A lot of people have stories about why they love the Cartier Crash, the Rolex Submariner, or whatever else, stories that have nothing to do with hype. I believe a lot of them. And a generation ago, that might’ve been what everyone aspired to, the only thing anyone even knew they could aspire to: a Submariner and a country club.

But in 2021? Different is interesting.

Lean into the intersection of what you’re passionate about and what’s different about you. Because if you’re just following the internet, you’re already a step behind.

Watch collecting is still incredibly young. Golf is incredibly old. But both are evolving with the internet in really weird, fun, and exciting ways, allowing people to pursue their passions the way they want to. That’s what I’m excited about.
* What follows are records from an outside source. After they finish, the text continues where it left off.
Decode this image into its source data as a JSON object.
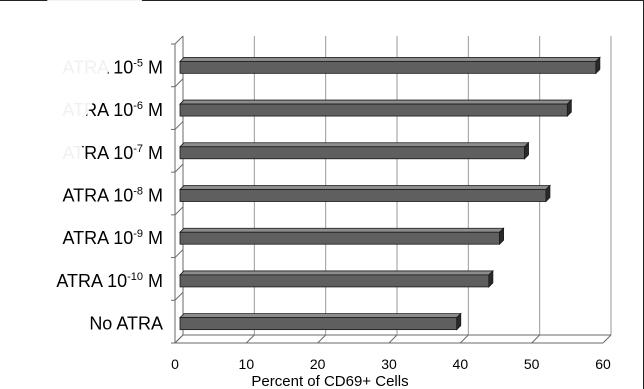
{
  "chart_data": {
    "type": "bar",
    "orientation": "horizontal",
    "style": "3d",
    "categories": [
      {
        "base": "ATRA 10",
        "exp": "-5",
        "unit": " M"
      },
      {
        "base": "ATRA 10",
        "exp": "-6",
        "unit": " M"
      },
      {
        "base": "ATRA 10",
        "exp": "-7",
        "unit": " M"
      },
      {
        "base": "ATRA 10",
        "exp": "-8",
        "unit": " M"
      },
      {
        "base": "ATRA 10",
        "exp": "-9",
        "unit": " M"
      },
      {
        "base": "ATRA 10",
        "exp": "-10",
        "unit": " M"
      },
      {
        "base": "No ATRA",
        "exp": "",
        "unit": ""
      }
    ],
    "values": [
      59,
      55,
      49,
      52,
      45.5,
      44,
      39.5
    ],
    "xlim": [
      0,
      60
    ],
    "xticks": [
      0,
      10,
      20,
      30,
      40,
      50,
      60
    ],
    "xtick_labels": [
      "0",
      "10",
      "20",
      "30",
      "40",
      "50",
      "60"
    ],
    "xlabel": "Percent of CD69+ Cells",
    "ylabel": "",
    "title": "",
    "grid": "vertical",
    "legend": "none",
    "colors": {
      "bar_front": "#5f5f5f",
      "bar_top": "#8c8c8c",
      "bar_side": "#2a2a2a",
      "bar_edge": "#1a1a1a",
      "grid": "#9a9a9a",
      "axis": "#6a6a6a"
    }
  }
}
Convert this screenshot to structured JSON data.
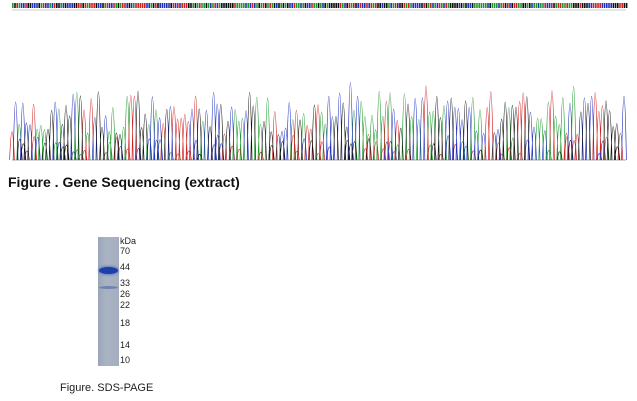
{
  "sequencing": {
    "caption": "Figure . Gene Sequencing (extract)"
  },
  "sds_page": {
    "unit": "kDa",
    "markers": [
      "70",
      "44",
      "33",
      "26",
      "22",
      "18",
      "14",
      "10"
    ],
    "caption": "Figure. SDS-PAGE"
  }
}
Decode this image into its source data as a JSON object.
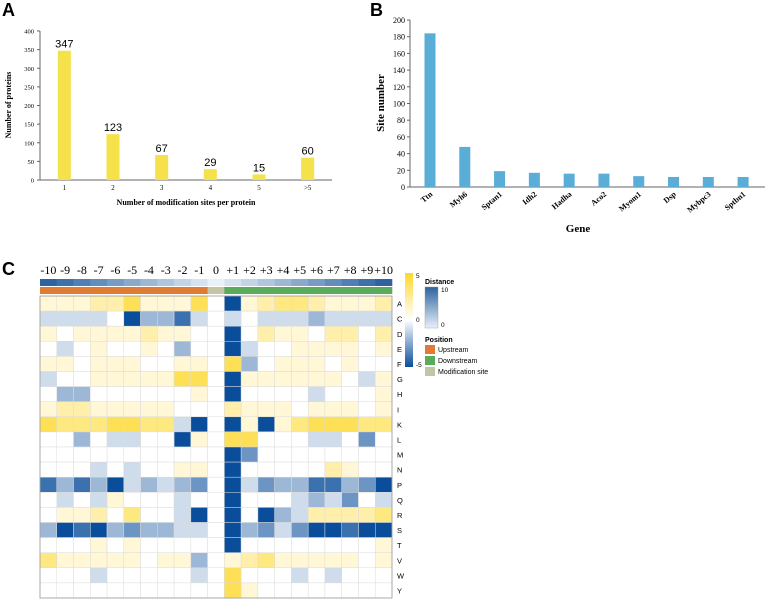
{
  "panels": {
    "a_letter": "A",
    "b_letter": "B",
    "c_letter": "C"
  },
  "chart_data": [
    {
      "type": "bar",
      "panel": "A",
      "title": "",
      "xlabel": "Number of modification sites per protein",
      "ylabel": "Number of proteins",
      "categories": [
        "1",
        "2",
        "3",
        "4",
        "5",
        ">5"
      ],
      "values": [
        347,
        123,
        67,
        29,
        15,
        60
      ],
      "ylim": [
        0,
        400
      ],
      "yticks": [
        0,
        50,
        100,
        150,
        200,
        250,
        300,
        350,
        400
      ],
      "data_labels": true,
      "grid": false,
      "color": "#f5e14a"
    },
    {
      "type": "bar",
      "panel": "B",
      "title": "",
      "xlabel": "Gene",
      "ylabel": "Site number",
      "categories": [
        "Ttn",
        "Myh6",
        "Sptan1",
        "Idh2",
        "Hadha",
        "Aco2",
        "Myom1",
        "Dsp",
        "Mybpc3",
        "Sptbn1"
      ],
      "values": [
        184,
        48,
        19,
        17,
        16,
        16,
        13,
        12,
        12,
        12
      ],
      "ylim": [
        0,
        200
      ],
      "yticks": [
        0,
        20,
        40,
        60,
        80,
        100,
        120,
        140,
        160,
        180,
        200
      ],
      "grid": false,
      "color": "#5aadd6"
    },
    {
      "type": "heatmap",
      "panel": "C",
      "columns": [
        "-10",
        "-9",
        "-8",
        "-7",
        "-6",
        "-5",
        "-4",
        "-3",
        "-2",
        "-1",
        "0",
        "+1",
        "+2",
        "+3",
        "+4",
        "+5",
        "+6",
        "+7",
        "+8",
        "+9",
        "+10"
      ],
      "rows": [
        "A",
        "C",
        "D",
        "E",
        "F",
        "G",
        "H",
        "I",
        "K",
        "L",
        "M",
        "N",
        "P",
        "Q",
        "R",
        "S",
        "T",
        "V",
        "W",
        "Y"
      ],
      "values": [
        [
          1,
          1,
          1,
          2,
          2,
          4,
          1,
          1,
          1,
          4,
          0,
          -5,
          1,
          2,
          3,
          3,
          2,
          1,
          1,
          1,
          2
        ],
        [
          -1,
          -1,
          -1,
          -1,
          0,
          -5,
          -2,
          -2,
          -4,
          -1,
          0,
          -1,
          0,
          -1,
          -1,
          -1,
          -2,
          -1,
          -1,
          -1,
          -1
        ],
        [
          1,
          0,
          1,
          1,
          1,
          1,
          2,
          1,
          1,
          0,
          0,
          -5,
          0,
          2,
          1,
          1,
          0,
          2,
          2,
          0,
          2
        ],
        [
          0,
          -1,
          0,
          1,
          0,
          0,
          1,
          0,
          -2,
          0,
          0,
          -5,
          -1,
          0,
          0,
          1,
          1,
          1,
          1,
          0,
          1
        ],
        [
          1,
          1,
          0,
          1,
          1,
          1,
          0,
          0,
          1,
          1,
          0,
          4,
          -2,
          0,
          1,
          1,
          1,
          0,
          1,
          0,
          0
        ],
        [
          -1,
          0,
          0,
          1,
          1,
          1,
          1,
          1,
          4,
          4,
          0,
          -5,
          1,
          1,
          1,
          1,
          1,
          1,
          0,
          -1,
          1
        ],
        [
          0,
          -2,
          -2,
          0,
          0,
          0,
          0,
          0,
          0,
          1,
          0,
          -5,
          0,
          0,
          0,
          0,
          -1,
          0,
          0,
          0,
          1
        ],
        [
          1,
          2,
          2,
          1,
          1,
          1,
          1,
          1,
          0,
          0,
          0,
          2,
          1,
          1,
          1,
          0,
          1,
          1,
          1,
          0,
          1
        ],
        [
          4,
          3,
          3,
          3,
          4,
          4,
          3,
          3,
          -1,
          -5,
          0,
          -5,
          1,
          -5,
          1,
          3,
          4,
          4,
          4,
          3,
          3
        ],
        [
          0,
          0,
          -2,
          0,
          -1,
          -1,
          0,
          0,
          -5,
          1,
          0,
          4,
          4,
          0,
          0,
          0,
          -1,
          -1,
          0,
          -3,
          0
        ],
        [
          0,
          0,
          0,
          0,
          0,
          0,
          0,
          0,
          0,
          0,
          0,
          -5,
          -3,
          0,
          0,
          0,
          0,
          0,
          0,
          0,
          0
        ],
        [
          0,
          0,
          0,
          -1,
          0,
          -1,
          0,
          0,
          1,
          1,
          0,
          -5,
          0,
          0,
          0,
          0,
          0,
          2,
          1,
          0,
          0
        ],
        [
          -4,
          -2,
          -4,
          -2,
          -5,
          -1,
          -2,
          -1,
          -2,
          -3,
          0,
          -5,
          -1,
          -3,
          -2,
          -2,
          -4,
          -4,
          -2,
          -3,
          -5
        ],
        [
          0,
          -1,
          0,
          -1,
          1,
          0,
          0,
          0,
          -1,
          0,
          0,
          -5,
          0,
          0,
          0,
          -1,
          -2,
          -1,
          -3,
          0,
          -1
        ],
        [
          0,
          1,
          1,
          2,
          0,
          3,
          0,
          0,
          -1,
          -5,
          0,
          -5,
          0,
          -5,
          -2,
          -1,
          2,
          2,
          2,
          2,
          3
        ],
        [
          -2,
          -5,
          -4,
          -5,
          -2,
          -3,
          -2,
          -2,
          -1,
          -1,
          0,
          -5,
          -2,
          -3,
          -1,
          -3,
          -5,
          -5,
          -4,
          -5,
          -5
        ],
        [
          0,
          0,
          0,
          1,
          0,
          1,
          0,
          0,
          0,
          0,
          0,
          -5,
          0,
          0,
          0,
          0,
          0,
          0,
          0,
          0,
          1
        ],
        [
          3,
          1,
          1,
          1,
          1,
          1,
          0,
          1,
          1,
          -2,
          0,
          1,
          2,
          3,
          1,
          1,
          1,
          1,
          1,
          0,
          1
        ],
        [
          0,
          0,
          0,
          -1,
          0,
          0,
          0,
          0,
          0,
          -1,
          0,
          4,
          0,
          0,
          0,
          -1,
          0,
          -1,
          0,
          0,
          0
        ],
        [
          0,
          0,
          0,
          0,
          0,
          0,
          0,
          0,
          0,
          0,
          0,
          4,
          1,
          0,
          0,
          0,
          0,
          0,
          0,
          0,
          0
        ]
      ],
      "position_bar": [
        "up",
        "up",
        "up",
        "up",
        "up",
        "up",
        "up",
        "up",
        "up",
        "up",
        "site",
        "down",
        "down",
        "down",
        "down",
        "down",
        "down",
        "down",
        "down",
        "down",
        "down"
      ],
      "distance_bar": [
        10,
        9,
        8,
        7,
        6,
        5,
        4,
        3,
        2,
        1,
        0,
        1,
        2,
        3,
        4,
        5,
        6,
        7,
        8,
        9,
        10
      ],
      "colorscale": {
        "low": "#0a4e9b",
        "mid": "#ffffff",
        "high": "#fed82c",
        "min": -5,
        "max": 5
      },
      "legend": {
        "value_ticks": [
          "5",
          "0",
          "-5"
        ],
        "distance_title": "Distance",
        "distance_ticks": [
          "10",
          "0"
        ],
        "position_title": "Position",
        "position_items": [
          {
            "label": "Upstream",
            "color": "#e07b33"
          },
          {
            "label": "Downstream",
            "color": "#5aab5a"
          },
          {
            "label": "Modification site",
            "color": "#c4c4a6"
          }
        ]
      }
    }
  ]
}
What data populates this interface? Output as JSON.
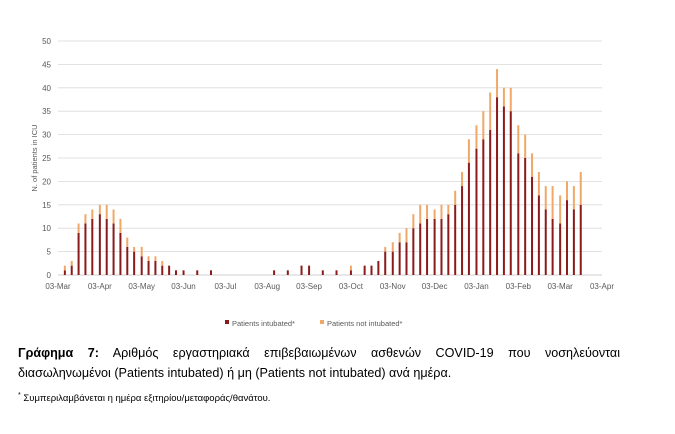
{
  "chart_data": {
    "type": "bar",
    "stacked": true,
    "ylabel": "N. of patients in ICU",
    "xlabel": "",
    "ylim": [
      0,
      50
    ],
    "yticks": [
      0,
      5,
      10,
      15,
      20,
      25,
      30,
      35,
      40,
      45,
      50
    ],
    "grid": true,
    "legend_position": "bottom",
    "x_ticks": [
      "03-Mar",
      "03-Apr",
      "03-May",
      "03-Jun",
      "03-Jul",
      "03-Aug",
      "03-Sep",
      "03-Oct",
      "03-Nov",
      "03-Dec",
      "03-Jan",
      "03-Feb",
      "03-Mar",
      "03-Apr"
    ],
    "series": [
      {
        "name": "Patients intubated*",
        "color": "#8b1a1a",
        "points": [
          [
            "03-Mar",
            0
          ],
          [
            "08-Mar",
            1
          ],
          [
            "13-Mar",
            2
          ],
          [
            "18-Mar",
            9
          ],
          [
            "23-Mar",
            11
          ],
          [
            "28-Mar",
            12
          ],
          [
            "03-Apr",
            13
          ],
          [
            "08-Apr",
            12
          ],
          [
            "13-Apr",
            11
          ],
          [
            "18-Apr",
            9
          ],
          [
            "23-Apr",
            6
          ],
          [
            "28-Apr",
            5
          ],
          [
            "03-May",
            4
          ],
          [
            "08-May",
            3
          ],
          [
            "13-May",
            3
          ],
          [
            "18-May",
            2
          ],
          [
            "23-May",
            2
          ],
          [
            "28-May",
            1
          ],
          [
            "03-Jun",
            1
          ],
          [
            "13-Jun",
            1
          ],
          [
            "23-Jun",
            1
          ],
          [
            "03-Jul",
            0
          ],
          [
            "03-Aug",
            0
          ],
          [
            "08-Aug",
            1
          ],
          [
            "18-Aug",
            1
          ],
          [
            "28-Aug",
            2
          ],
          [
            "03-Sep",
            2
          ],
          [
            "13-Sep",
            1
          ],
          [
            "23-Sep",
            1
          ],
          [
            "03-Oct",
            1
          ],
          [
            "13-Oct",
            2
          ],
          [
            "18-Oct",
            2
          ],
          [
            "23-Oct",
            3
          ],
          [
            "28-Oct",
            5
          ],
          [
            "03-Nov",
            5
          ],
          [
            "08-Nov",
            7
          ],
          [
            "13-Nov",
            7
          ],
          [
            "18-Nov",
            10
          ],
          [
            "23-Nov",
            11
          ],
          [
            "28-Nov",
            12
          ],
          [
            "03-Dec",
            12
          ],
          [
            "08-Dec",
            12
          ],
          [
            "13-Dec",
            13
          ],
          [
            "18-Dec",
            15
          ],
          [
            "23-Dec",
            19
          ],
          [
            "28-Dec",
            24
          ],
          [
            "03-Jan",
            27
          ],
          [
            "08-Jan",
            29
          ],
          [
            "13-Jan",
            31
          ],
          [
            "18-Jan",
            38
          ],
          [
            "23-Jan",
            36
          ],
          [
            "28-Jan",
            35
          ],
          [
            "03-Feb",
            26
          ],
          [
            "08-Feb",
            25
          ],
          [
            "13-Feb",
            21
          ],
          [
            "18-Feb",
            17
          ],
          [
            "23-Feb",
            14
          ],
          [
            "28-Feb",
            12
          ],
          [
            "03-Mar",
            11
          ],
          [
            "08-Mar",
            16
          ],
          [
            "13-Mar",
            14
          ],
          [
            "18-Mar",
            15
          ]
        ]
      },
      {
        "name": "Patients not intubated*",
        "color": "#f0a868",
        "points": [
          [
            "03-Mar",
            0
          ],
          [
            "08-Mar",
            1
          ],
          [
            "13-Mar",
            1
          ],
          [
            "18-Mar",
            2
          ],
          [
            "23-Mar",
            2
          ],
          [
            "28-Mar",
            2
          ],
          [
            "03-Apr",
            2
          ],
          [
            "08-Apr",
            3
          ],
          [
            "13-Apr",
            3
          ],
          [
            "18-Apr",
            3
          ],
          [
            "23-Apr",
            2
          ],
          [
            "28-Apr",
            1
          ],
          [
            "03-May",
            2
          ],
          [
            "08-May",
            1
          ],
          [
            "13-May",
            1
          ],
          [
            "18-May",
            1
          ],
          [
            "23-May",
            0
          ],
          [
            "28-May",
            0
          ],
          [
            "03-Jun",
            0
          ],
          [
            "13-Jun",
            0
          ],
          [
            "23-Jun",
            0
          ],
          [
            "03-Jul",
            0
          ],
          [
            "03-Aug",
            0
          ],
          [
            "08-Aug",
            0
          ],
          [
            "18-Aug",
            0
          ],
          [
            "28-Aug",
            0
          ],
          [
            "03-Sep",
            0
          ],
          [
            "13-Sep",
            0
          ],
          [
            "23-Sep",
            0
          ],
          [
            "03-Oct",
            1
          ],
          [
            "13-Oct",
            0
          ],
          [
            "18-Oct",
            0
          ],
          [
            "23-Oct",
            0
          ],
          [
            "28-Oct",
            1
          ],
          [
            "03-Nov",
            2
          ],
          [
            "08-Nov",
            2
          ],
          [
            "13-Nov",
            3
          ],
          [
            "18-Nov",
            3
          ],
          [
            "23-Nov",
            4
          ],
          [
            "28-Nov",
            3
          ],
          [
            "03-Dec",
            2
          ],
          [
            "08-Dec",
            3
          ],
          [
            "13-Dec",
            2
          ],
          [
            "18-Dec",
            3
          ],
          [
            "23-Dec",
            3
          ],
          [
            "28-Dec",
            5
          ],
          [
            "03-Jan",
            5
          ],
          [
            "08-Jan",
            6
          ],
          [
            "13-Jan",
            8
          ],
          [
            "18-Jan",
            6
          ],
          [
            "23-Jan",
            4
          ],
          [
            "28-Jan",
            5
          ],
          [
            "03-Feb",
            6
          ],
          [
            "08-Feb",
            5
          ],
          [
            "13-Feb",
            5
          ],
          [
            "18-Feb",
            5
          ],
          [
            "23-Feb",
            5
          ],
          [
            "28-Feb",
            7
          ],
          [
            "03-Mar",
            6
          ],
          [
            "08-Mar",
            4
          ],
          [
            "13-Mar",
            5
          ],
          [
            "18-Mar",
            7
          ]
        ]
      }
    ]
  },
  "caption": {
    "lead": "Γράφημα 7:",
    "line1": "Αριθμός εργαστηριακά επιβεβαιωμένων ασθενών COVID-19 που νοσηλεύονται",
    "line2": "διασωληνωμένοι (Patients intubated) ή μη (Patients not intubated) ανά ημέρα."
  },
  "footnote": {
    "mark": "*",
    "text": "Συμπεριλαμβάνεται η ημέρα εξιτηρίου/μεταφοράς/θανάτου."
  }
}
What more could you ask for?


3 more things

🛠  The good, the bad, and the ugly of restoration. ⚙️ In-depth: The new Citizen caliber 0200 (very technical and informative). 🌎 The inside story of the platinum Patek ref. 1415 world timer to be auctioned at Christie’s in May. An interesting side note:

This 1415 Patek represents only one watch in a vast collection of over 500 watches that will come to the market in the next 12 months by this one large Asian collector. It is the first time in my memory that such a vast collection has come to the market. I am curious how the market will absorb it. In my mind vintage collectors are more ready then ever, with more capital than ever to buy trophy watches.